Some of the key recommendations focus on getting rid of the use of race and focusing instead on what the report calls “population descriptors.” These can be things like race, region of residence, etc. However, these descriptors must be used very differently from how we use race. For example, researchers must be willing to use multiple descriptors rather than a single, very broad category in order to be inclusive. The descriptors themselves should be limited to information relevant to the scientific question being asked. In other words, even if a descriptor is applied, it is not worth mentioning if it is not relevant.
In addition, researchers should use these descriptors on an individual level rather than selecting those that apply to entire study groups. This will better capture the fact that even the selected population no Being diverse (like the natives of the islands) will certainly contain diversity.

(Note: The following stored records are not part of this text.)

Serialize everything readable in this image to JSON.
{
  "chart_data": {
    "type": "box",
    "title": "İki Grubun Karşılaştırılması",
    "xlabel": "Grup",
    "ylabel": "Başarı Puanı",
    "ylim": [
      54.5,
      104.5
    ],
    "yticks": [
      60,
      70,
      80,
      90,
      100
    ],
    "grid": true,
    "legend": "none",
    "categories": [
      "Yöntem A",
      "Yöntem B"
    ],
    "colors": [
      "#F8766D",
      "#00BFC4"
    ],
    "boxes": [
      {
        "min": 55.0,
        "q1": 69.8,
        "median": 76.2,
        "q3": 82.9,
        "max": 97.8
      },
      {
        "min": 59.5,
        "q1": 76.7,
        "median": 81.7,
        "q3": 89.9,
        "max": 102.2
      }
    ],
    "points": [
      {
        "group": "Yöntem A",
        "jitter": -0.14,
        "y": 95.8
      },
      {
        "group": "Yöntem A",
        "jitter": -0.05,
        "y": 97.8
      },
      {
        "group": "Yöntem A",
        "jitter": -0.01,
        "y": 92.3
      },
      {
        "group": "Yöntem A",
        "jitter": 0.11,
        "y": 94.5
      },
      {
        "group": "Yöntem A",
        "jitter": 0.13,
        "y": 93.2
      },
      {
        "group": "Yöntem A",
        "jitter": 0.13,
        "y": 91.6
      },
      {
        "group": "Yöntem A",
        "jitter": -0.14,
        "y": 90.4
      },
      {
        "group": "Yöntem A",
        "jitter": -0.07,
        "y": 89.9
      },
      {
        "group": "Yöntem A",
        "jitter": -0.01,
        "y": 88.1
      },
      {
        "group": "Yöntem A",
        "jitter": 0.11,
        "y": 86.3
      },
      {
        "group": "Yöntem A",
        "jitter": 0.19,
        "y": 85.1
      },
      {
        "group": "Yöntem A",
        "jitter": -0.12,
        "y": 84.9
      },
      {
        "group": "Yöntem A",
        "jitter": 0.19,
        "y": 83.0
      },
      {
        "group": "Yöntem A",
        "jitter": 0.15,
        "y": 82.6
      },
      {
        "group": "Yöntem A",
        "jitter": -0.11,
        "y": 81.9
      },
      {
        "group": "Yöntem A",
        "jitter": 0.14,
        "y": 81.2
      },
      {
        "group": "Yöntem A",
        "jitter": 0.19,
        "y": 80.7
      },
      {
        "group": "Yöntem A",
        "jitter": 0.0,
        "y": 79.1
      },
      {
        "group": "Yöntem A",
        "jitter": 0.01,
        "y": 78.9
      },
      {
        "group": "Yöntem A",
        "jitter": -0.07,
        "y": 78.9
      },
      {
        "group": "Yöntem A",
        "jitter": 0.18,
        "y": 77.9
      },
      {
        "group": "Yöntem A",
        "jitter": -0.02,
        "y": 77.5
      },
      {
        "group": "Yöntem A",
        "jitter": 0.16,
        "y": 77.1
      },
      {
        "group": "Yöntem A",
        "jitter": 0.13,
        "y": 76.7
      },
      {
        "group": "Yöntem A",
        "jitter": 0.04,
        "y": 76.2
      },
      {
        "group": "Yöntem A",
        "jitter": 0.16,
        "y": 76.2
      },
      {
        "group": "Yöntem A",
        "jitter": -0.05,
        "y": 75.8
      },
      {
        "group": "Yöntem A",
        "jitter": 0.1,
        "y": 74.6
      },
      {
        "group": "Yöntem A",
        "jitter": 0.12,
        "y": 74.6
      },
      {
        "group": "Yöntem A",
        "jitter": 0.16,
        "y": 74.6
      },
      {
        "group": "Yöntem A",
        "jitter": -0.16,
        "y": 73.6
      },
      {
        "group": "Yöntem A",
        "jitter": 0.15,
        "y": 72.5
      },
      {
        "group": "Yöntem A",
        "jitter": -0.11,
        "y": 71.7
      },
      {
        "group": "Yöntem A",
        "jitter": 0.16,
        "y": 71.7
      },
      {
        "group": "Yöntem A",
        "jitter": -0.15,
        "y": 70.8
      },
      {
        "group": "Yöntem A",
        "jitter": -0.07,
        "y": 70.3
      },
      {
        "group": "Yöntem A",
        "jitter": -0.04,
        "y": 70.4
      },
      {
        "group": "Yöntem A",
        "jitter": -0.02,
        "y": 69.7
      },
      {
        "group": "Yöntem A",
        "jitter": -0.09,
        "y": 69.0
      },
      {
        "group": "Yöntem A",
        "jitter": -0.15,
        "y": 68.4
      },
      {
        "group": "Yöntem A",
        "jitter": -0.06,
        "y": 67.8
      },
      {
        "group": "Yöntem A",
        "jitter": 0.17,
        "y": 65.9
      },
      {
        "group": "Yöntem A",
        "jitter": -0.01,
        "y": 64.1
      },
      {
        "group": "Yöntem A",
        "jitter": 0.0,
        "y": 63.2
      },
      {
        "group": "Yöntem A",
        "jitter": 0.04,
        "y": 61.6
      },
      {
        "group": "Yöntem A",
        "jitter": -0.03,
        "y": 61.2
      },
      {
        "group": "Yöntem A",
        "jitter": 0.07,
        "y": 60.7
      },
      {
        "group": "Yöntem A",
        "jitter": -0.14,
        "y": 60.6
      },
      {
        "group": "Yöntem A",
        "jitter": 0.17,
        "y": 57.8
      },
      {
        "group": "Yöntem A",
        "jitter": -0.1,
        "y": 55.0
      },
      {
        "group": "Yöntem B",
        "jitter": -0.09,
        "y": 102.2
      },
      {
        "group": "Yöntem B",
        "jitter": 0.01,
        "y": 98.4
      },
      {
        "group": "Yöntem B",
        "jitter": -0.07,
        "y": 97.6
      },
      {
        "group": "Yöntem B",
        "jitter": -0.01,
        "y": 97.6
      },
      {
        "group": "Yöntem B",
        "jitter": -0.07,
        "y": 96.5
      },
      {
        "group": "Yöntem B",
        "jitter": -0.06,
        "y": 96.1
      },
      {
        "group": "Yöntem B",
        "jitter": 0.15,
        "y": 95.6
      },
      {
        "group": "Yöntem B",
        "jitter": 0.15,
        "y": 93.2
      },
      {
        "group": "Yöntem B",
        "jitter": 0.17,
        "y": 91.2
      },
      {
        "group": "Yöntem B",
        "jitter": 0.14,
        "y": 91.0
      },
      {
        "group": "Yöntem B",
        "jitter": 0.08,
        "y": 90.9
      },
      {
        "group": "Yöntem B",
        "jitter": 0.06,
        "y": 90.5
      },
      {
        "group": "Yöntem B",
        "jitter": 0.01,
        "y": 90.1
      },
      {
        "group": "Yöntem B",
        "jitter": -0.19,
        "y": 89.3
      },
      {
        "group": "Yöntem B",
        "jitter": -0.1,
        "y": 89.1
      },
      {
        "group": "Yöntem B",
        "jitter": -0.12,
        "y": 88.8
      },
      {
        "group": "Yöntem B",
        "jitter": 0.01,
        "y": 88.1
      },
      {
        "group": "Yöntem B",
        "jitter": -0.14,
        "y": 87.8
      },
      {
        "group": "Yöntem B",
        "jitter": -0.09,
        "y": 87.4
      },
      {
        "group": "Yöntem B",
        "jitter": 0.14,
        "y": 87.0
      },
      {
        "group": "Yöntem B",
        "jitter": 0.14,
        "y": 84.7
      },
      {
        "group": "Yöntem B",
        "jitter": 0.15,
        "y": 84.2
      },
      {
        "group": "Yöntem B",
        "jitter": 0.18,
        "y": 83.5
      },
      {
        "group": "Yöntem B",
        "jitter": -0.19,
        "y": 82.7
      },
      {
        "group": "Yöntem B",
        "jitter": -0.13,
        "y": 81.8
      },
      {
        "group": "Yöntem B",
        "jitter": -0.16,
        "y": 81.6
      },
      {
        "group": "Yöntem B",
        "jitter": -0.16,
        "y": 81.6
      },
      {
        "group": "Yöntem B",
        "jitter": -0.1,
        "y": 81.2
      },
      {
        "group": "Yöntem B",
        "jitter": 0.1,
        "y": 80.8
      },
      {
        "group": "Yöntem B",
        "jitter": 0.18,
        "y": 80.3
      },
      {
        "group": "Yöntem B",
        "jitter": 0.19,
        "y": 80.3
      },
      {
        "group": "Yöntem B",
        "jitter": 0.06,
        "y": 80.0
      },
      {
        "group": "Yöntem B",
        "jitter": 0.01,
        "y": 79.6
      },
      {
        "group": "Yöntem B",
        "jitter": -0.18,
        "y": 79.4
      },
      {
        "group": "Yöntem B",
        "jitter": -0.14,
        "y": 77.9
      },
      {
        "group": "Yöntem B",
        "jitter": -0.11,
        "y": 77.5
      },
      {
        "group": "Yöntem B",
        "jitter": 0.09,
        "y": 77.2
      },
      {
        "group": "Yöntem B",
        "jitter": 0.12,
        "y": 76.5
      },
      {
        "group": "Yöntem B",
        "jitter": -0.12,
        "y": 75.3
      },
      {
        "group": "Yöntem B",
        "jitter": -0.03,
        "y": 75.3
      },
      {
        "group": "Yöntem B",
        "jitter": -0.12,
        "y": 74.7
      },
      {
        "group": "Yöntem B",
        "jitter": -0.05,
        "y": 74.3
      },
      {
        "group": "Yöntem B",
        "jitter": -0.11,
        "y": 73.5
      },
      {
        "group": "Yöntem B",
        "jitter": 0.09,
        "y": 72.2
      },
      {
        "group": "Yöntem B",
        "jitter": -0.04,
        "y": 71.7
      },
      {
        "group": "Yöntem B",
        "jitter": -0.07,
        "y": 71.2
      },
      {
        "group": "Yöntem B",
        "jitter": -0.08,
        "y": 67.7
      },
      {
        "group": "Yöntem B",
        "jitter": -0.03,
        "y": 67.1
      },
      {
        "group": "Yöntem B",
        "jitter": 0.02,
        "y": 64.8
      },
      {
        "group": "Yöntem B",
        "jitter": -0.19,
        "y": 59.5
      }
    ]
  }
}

Finally, researchers must explain why they chose the descriptions they used, as well as the criteria used to assign them to individual participants. Overall, these recommendations are designed to force researchers to think about why and how these factors may relate to their studies rather than allowing them to mindlessly import societal ideas about race.
In addition, the report calls for a restoration of recognition of the importance of environmental factors. Geneticists certainly tend to focus on hereditary factors for obvious reasons, but this focus has led to a tendency to rant about the importance of environmental influences. The report recommends that researchers directly measure environmental influences as part of their study designs, ensuring that they are properly taken into account.
Finally, the report acknowledges that researchers likely won’t end up adopting these recommendations on their own. So it makes a series of recommendations to funding agencies and journal publishers aimed at implementing best practices. He recommends more communication between the research community and the population being studied in order to reduce the accidental adoption of community biases.
Juggling work
The report provides an excellent framework that will allow the NIH to change the way it does business in terms of the types of research it supports and the methods it finds acceptable. But the NIH will undoubtedly face a number of challenges in doing so. For example, it is part of the US government, and that government operates in a society where race is still very important, even if it has no scientific basis. As such, the government will almost certainly set priorities with regard to race that the NIH will have to implement — and may also need to force researchers to implement.
Most government agencies, for example, have adopted the five categories established by the Office of Management and Budget: White; black or African American; American Indians or Alaska Natives; Asia ; and Native Hawaiians or other Pacific Islanders. It is very difficult to combine the simplistic descriptions called for in this report.
But even if the government struggles to manage some of the report’s recommendations, the scientific community and the journals that publish them have no reason to avoid them. The report shows that failure to change is simply bad science.